1. Going With The Lowest BidderThis is absolutely the most crucial mistake. Remember the maxim: “you get what you pay for.” Hiring the cheapest writer you can find creates problems because it assumes the only goal for your blog is to have something published on it. In reality, you want every article published to fit a few criteria:
- Proper grammar, spelling and syntax
- An engaging structure that is as easy to read to completion as it is to skim quickly
- A compelling voice
- Research and effort during prewriting so that your blogs are informative and offer value
- Able to capture the unique perspective of your brand or company
2. Not Looking at Their Resume and Past WorkThe best indicator of a writer’s strength is their past work. You will want to see a broad range of writing styles covering all the topic types you intend for your blog. Some writers work better in an editorial format compared to a list of “X reasons why…”, for instance, so ensure the writer you have in mind is capable of creating what you need. You should also look out for a writer who is able to write engagingly in several different voices. They should be chameleons capable of mimicking your particular brand. At the same time, they should have consistent stylistic devices that make reading their pieces easy and fun. Hold out for writers who can impress you with their past work and their overall versatility. As a final test, you should also commission a sample piece to ensure they can satisfy your desired writing approach.

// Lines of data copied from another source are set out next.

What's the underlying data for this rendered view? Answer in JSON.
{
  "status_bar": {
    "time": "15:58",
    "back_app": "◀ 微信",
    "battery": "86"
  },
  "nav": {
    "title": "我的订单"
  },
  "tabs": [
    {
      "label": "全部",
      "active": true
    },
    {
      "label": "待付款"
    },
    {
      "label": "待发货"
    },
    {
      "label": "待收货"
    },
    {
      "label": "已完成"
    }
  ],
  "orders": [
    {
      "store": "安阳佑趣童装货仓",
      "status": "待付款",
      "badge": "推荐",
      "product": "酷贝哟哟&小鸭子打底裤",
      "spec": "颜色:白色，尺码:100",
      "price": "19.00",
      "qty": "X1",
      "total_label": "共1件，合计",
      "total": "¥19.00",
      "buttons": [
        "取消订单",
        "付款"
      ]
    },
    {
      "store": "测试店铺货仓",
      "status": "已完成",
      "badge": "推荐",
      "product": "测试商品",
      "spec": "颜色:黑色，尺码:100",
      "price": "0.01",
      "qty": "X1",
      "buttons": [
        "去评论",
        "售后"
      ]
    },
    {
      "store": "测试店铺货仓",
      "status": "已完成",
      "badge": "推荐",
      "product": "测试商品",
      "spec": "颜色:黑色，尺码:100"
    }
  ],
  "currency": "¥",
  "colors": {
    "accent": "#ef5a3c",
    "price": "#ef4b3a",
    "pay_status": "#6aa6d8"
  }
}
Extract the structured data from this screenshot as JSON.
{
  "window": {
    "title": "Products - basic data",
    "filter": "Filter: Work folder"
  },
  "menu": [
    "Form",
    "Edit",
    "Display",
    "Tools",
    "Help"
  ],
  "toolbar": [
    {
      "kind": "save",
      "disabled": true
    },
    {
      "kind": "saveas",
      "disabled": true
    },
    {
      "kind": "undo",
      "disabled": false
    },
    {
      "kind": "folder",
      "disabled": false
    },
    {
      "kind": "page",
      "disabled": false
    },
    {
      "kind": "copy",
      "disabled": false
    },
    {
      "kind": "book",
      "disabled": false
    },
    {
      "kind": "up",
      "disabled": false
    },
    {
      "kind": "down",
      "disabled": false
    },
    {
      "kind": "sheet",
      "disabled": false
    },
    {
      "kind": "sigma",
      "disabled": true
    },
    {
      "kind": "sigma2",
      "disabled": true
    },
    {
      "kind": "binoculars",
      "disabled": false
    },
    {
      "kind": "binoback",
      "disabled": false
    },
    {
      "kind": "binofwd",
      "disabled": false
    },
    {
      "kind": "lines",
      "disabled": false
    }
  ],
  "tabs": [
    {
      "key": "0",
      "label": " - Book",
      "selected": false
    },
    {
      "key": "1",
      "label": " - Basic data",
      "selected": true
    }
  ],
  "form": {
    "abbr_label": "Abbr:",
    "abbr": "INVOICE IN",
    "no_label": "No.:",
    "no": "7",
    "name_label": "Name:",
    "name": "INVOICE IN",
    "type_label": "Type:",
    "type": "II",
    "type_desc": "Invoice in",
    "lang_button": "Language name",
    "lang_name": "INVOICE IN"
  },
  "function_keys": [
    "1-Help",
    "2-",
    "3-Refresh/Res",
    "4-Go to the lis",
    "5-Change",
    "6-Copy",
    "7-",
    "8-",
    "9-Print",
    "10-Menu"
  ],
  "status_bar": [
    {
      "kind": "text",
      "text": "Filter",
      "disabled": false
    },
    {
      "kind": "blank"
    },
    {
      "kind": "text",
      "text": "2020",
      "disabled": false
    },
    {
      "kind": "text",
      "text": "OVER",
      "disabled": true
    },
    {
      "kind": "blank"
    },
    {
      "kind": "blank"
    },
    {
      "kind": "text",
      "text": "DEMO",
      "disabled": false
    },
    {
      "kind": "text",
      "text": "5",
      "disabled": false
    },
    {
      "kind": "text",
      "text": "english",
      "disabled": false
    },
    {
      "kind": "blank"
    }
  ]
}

3. Not Setting Goals and ExpectationsThe best writer in the world is going to struggle with meeting your expectations if you can’t make them clear. Since no one can read minds, you will need to explain the purpose of your blog and what you intend to get out of it to the writer. These guiding principles will help the writer shape their approach to your blog. For instance, if your goal is SEO and generating traffic from social media shares, then the writer may take a more “viral” approach. If the aim is to generate leads and develop brand awareness, quality information and a strong brand voice matter most. If the goal is to create a guide to complex topics in your industry or operate as a sales funnel, the overall strategy for blog topic selection and publishing matters as much as each individual piece. Define your goals, and make them clear to your writer. At the very least, provide an overview of the type of topics you want to cover and what you intend readers to do next. For example, if you have SEO goals, provide a sample of keywords they can work into the writing. Establish guidelines for how casual or professional you want the language to be. Give a range of article lengths. Tell them what elements they need to include upon submission to make your life easier, such as adding images or including a meta description. Put all of these guidelines in a document, and ensure your writer has no questions. You don’t want them reaching out via email at the last minute just to get a piece done. If they have a document to refer to, they can self-guide and make the process for both of you easier.

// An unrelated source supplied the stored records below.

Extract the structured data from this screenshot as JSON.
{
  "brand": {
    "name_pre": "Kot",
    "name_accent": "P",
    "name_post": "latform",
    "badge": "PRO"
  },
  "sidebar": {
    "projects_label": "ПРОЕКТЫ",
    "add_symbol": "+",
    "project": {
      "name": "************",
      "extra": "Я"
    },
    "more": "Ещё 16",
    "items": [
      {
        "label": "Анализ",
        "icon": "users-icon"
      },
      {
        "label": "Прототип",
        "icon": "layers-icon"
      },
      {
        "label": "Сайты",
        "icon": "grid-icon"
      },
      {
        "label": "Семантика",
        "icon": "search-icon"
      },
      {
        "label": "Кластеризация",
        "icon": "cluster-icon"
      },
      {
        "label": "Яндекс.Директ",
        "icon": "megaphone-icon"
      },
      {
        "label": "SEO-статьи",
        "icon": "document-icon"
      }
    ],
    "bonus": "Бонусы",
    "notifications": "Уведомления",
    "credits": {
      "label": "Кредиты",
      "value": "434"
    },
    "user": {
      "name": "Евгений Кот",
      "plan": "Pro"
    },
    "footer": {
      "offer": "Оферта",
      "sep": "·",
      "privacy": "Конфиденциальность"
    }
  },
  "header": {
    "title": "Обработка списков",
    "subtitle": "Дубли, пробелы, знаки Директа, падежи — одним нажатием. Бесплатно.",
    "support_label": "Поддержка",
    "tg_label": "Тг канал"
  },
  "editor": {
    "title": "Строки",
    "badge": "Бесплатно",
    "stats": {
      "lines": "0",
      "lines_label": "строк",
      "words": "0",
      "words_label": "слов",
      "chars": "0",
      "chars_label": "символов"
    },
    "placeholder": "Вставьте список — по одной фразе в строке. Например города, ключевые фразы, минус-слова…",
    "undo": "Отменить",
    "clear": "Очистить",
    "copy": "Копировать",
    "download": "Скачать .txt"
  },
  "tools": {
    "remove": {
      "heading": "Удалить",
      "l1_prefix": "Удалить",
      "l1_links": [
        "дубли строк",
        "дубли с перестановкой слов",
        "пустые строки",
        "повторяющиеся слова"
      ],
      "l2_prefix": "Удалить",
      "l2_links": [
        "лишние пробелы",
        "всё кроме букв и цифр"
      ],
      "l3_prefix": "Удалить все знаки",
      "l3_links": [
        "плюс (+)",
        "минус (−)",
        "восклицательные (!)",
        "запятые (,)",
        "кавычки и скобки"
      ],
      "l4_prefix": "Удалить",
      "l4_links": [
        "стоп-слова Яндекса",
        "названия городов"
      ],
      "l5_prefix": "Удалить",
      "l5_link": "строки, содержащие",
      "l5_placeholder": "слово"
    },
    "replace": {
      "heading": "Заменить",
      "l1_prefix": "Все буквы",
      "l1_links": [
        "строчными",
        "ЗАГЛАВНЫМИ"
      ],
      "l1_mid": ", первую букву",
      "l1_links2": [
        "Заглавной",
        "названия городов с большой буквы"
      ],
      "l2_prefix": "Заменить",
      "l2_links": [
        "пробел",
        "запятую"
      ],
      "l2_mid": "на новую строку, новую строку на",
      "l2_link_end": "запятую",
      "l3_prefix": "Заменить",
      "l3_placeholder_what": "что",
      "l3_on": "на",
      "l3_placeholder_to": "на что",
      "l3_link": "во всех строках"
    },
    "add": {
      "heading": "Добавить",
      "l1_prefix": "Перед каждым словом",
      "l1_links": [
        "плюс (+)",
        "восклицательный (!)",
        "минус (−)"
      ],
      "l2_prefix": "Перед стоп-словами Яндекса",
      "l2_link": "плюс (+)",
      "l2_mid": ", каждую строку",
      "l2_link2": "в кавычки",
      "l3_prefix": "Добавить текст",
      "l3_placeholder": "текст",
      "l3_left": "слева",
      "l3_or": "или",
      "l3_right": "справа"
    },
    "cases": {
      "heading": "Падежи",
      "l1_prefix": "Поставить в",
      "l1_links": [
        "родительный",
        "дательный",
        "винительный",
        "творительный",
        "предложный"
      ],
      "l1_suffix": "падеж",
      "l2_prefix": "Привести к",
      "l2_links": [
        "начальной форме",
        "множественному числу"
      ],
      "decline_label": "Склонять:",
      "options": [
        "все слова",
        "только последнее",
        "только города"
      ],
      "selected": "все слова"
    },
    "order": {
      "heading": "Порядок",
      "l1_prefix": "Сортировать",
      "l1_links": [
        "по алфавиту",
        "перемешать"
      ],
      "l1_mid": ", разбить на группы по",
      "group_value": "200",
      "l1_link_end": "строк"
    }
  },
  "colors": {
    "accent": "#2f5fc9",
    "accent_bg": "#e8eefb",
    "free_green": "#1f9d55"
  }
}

4. Going With a Strong Writer Who Can’t Match Your Brand VoiceMake sure that any writer you hire can adopt the approach and voice you want to represent your brand. A great test is to provide the guidelines for a sample article using excerpts from blogs you like and some loosely described ideas you’ve had. If they can produce something that comes across as similar to something you’d write or close to a blog style you want to emulate, you know they’re a keeper.
5. Not Establishing a Set Workflow and Process After Hiring a Blog WriterAt the beginning of your relationship, you and your writer should know how the typical process for submitting blogs should work. Tell them the deadline for each piece. Tell them whether you want an outline or topic proposal submitted first. Explain how many revisions you might typically go through. Setting guidelines for touching base is also critical. Even though some professional relationships can work well on autopilot, the last thing you want is for your writer to go AWOL on you. Yet, this can easily happen if they didn’t have clear expectations on when you wanted to hear from them next. Your writer can also become frustrated if you change your process constantly or add on unexpected things like major changes between drafts. Try to work towards consistency.

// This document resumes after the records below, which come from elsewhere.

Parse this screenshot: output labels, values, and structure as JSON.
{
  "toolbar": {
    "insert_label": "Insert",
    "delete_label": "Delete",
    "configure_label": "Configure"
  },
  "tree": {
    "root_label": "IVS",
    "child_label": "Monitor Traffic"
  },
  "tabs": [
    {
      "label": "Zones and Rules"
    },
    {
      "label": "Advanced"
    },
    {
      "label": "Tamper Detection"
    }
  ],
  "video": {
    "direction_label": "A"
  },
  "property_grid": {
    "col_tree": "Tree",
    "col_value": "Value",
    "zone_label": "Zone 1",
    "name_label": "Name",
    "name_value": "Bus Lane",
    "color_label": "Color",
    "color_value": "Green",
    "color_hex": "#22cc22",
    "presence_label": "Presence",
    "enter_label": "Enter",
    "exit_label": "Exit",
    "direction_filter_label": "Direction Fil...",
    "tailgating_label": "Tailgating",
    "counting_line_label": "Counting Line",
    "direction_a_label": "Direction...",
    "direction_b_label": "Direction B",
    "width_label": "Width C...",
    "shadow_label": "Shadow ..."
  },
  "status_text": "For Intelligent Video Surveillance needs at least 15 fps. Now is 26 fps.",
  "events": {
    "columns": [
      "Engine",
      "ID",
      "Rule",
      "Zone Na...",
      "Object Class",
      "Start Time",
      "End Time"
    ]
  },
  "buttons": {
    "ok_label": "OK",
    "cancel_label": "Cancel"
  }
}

6. Not Talking Strategy With Your WriterWhen you hire a new writer, you form a relationship that can be quite beneficial to you both. The best way for this relationship to blossom is to have talk strategy, performance, and feedback at key points in the year. Try to schedule a call or meeting with your writer at least quarterly. Discuss your upcoming plans. Offer both praise and suggestions for improvement. See if they have any ideas you could work into your blog strategy. Make a goal to push your blogging to become better month after month. Following all of the suggestions above ensures you don’t just find a great writer, but that you also develop a professional working relationship that gets better over time. If you can do all this, you will be much happier with the work of your writer and happier about the results they help your blog achieve.